# Analyzing correlations betweeen variables in customer_data_clean_python

In this notebook, we are going to study the correlations.

* [Setup and loading the data](#setup)
* [Correlation matrix](#corr-matrix)
* [Scatterplot matrix](#scatter-matrix)
* [Detailed analysis between two variables](#two-vars)

<center><strong>Select Cell > Run All to execute the whole analysis</strong></center>

## Setup and dataset loading <a id="setup"></a> 

First of all, let's load the libraries that we'll use

In [0]:
%pylab inline
import dataiku                          # Access to Dataiku datasets
import pandas as pd, numpy as np        # Data manipulation 
import scipy.cluster.hierarchy as sch   # Used for reordering the correlation matrix
import warnings                         # Disable some warnings
warnings.filterwarnings("ignore",category=DeprecationWarning)

The first thing we do is now to load the dataset and put aside the three main types of columns:

* Numerics
* Categorical
* Dates

Since analyzing correlations requires to have the data in memory, we are only going to load a sample of the data. Modify the following cell to change the size of the sample.

In [0]:
# Take a handle on the dataset
mydataset = dataiku.Dataset("customer_data_clean_python")

# Load the first 100'000 lines.
# You can also load random samples, limit yourself to some columns, or only load
# data matching some filters.
#
# Please refer to the Dataiku Python API documentation for more information
df = mydataset.get_dataframe(
    limit = 100000)

# Get the column names
numerical_columns = list(df.select_dtypes(include=[np.number]).columns)
categorical_columns = list(df.select_dtypes(include=[object]).columns)
date_columns = list(df.select_dtypes(include=['<M8[ns]']).columns)

# Print a quick summary of what we just loaded
print("Loaded dataset")
print("   Rows: %s" % df.shape[0])
print("   Columns: %s (%s num, %s cat, %s date)" % (df.shape[1], 
                                                    len(numerical_columns), len(categorical_columns),
                                                    len(date_columns)))

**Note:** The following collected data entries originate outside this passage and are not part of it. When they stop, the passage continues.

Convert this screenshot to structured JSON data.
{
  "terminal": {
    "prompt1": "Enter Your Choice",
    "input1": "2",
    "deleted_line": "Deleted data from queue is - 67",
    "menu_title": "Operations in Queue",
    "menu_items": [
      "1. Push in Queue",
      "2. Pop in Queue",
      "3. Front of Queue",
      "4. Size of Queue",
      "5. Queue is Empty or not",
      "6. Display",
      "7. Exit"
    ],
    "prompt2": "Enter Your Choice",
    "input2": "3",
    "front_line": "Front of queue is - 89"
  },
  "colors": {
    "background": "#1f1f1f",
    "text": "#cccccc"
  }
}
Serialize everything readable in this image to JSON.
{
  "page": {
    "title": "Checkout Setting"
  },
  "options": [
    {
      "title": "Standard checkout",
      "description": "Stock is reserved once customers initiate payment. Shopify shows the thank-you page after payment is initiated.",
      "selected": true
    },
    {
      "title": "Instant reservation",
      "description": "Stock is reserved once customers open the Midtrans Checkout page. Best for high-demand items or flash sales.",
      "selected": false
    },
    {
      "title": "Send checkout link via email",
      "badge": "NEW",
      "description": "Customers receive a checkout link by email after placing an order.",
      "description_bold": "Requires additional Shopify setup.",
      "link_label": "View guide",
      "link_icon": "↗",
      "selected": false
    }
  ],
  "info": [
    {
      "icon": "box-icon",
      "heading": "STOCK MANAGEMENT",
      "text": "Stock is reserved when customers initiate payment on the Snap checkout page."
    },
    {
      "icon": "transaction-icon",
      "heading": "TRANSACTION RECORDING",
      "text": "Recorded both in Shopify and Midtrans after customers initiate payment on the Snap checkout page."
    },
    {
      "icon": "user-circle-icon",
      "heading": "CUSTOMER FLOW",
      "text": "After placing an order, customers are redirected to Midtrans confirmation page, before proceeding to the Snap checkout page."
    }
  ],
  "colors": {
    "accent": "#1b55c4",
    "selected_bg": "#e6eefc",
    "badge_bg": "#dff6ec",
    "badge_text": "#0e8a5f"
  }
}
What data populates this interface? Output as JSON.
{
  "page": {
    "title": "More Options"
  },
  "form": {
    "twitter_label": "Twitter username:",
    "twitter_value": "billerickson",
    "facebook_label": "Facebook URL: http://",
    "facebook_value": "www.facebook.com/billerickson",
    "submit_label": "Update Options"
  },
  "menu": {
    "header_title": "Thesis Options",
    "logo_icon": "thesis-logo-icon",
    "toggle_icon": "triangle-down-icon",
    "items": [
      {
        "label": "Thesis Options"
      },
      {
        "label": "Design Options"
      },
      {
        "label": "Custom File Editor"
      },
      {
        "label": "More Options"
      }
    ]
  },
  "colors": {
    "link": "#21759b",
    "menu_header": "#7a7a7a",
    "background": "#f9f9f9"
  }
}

# Correlation matrix <a id="corr-matrix"></a>

The very first correlation analysis consists of plotting the "Correlation matrix" for numerical variables.

For each couple of numerical variables, this computes the "strength" of the correlation (called the Pearson coefficient):

 * 1.0 means a perfect correlation
 * 0.0 means no correlation
 * -1.0 means a perfect "inverse" correlation
 
Since it does not really make sense to print this correlation plot for hundred of variables, we are restricting it to the first 50 numerical variables of the dataset. Modify the following cell to change this

In [0]:
# Select variables to plot for the correlation matrix
corr_matrix_vars = numerical_columns[0:50]

print("Plotting the correlation matrix on the following variables : %s" % corr_matrix_vars)

In [0]:
# Only select the requested columns
df_corr_matrix = df[corr_matrix_vars]

# This computes the Pearson coefficient for all couples
corr = df_corr_matrix.corr().fillna(0)

# Start drawing

# Generate a mask for the upper triangle
mask = np.zeros_like(corr, dtype=np.bool)
mask[np.triu_indices_from(mask)] = True

# Set up the matplotlib figure
size = max(10, len(corr.columns)/2.)
f, ax = plt.subplots(figsize=(size, size))

# Draw the heatmap with the mask and correct aspect ratio
p = ax.imshow(corr.mask(mask), cmap='inferno')
f.colorbar(p)
ax.set_yticks(range(0, len(corr.columns)))
ax.set_yticklabels(corr.columns)
ax.set_xticks(range(0, len(corr.columns)))
ax.set_xticklabels(corr.columns, rotation = 90)
plt.show()


### Reordered correlation matrix

An interesting improvement over the correlation matrix is to reorder it by similarity between the variables so that the "groups" of variables that are strongly correlated appear close in the matrix.

In [0]:
# Generate features and distance matrix.
D = corr.values
# Compute and plot dendrogram.
Y = sch.linkage(D, method='centroid')
Z = sch.dendrogram(Y, orientation='right',no_plot=True)
# Compute distance matrix.
index = Z['leaves']
D = D[index,:]
D = D[:,index]

# Generate a mask for the upper triangle
mask = np.zeros_like(corr, dtype=np.bool)
mask[np.triu_indices_from(mask)] = True

# Set up the matplotlib figure
size = max(10, len(corr.columns)/2.)
f, ax = plt.subplots(figsize=(size, size))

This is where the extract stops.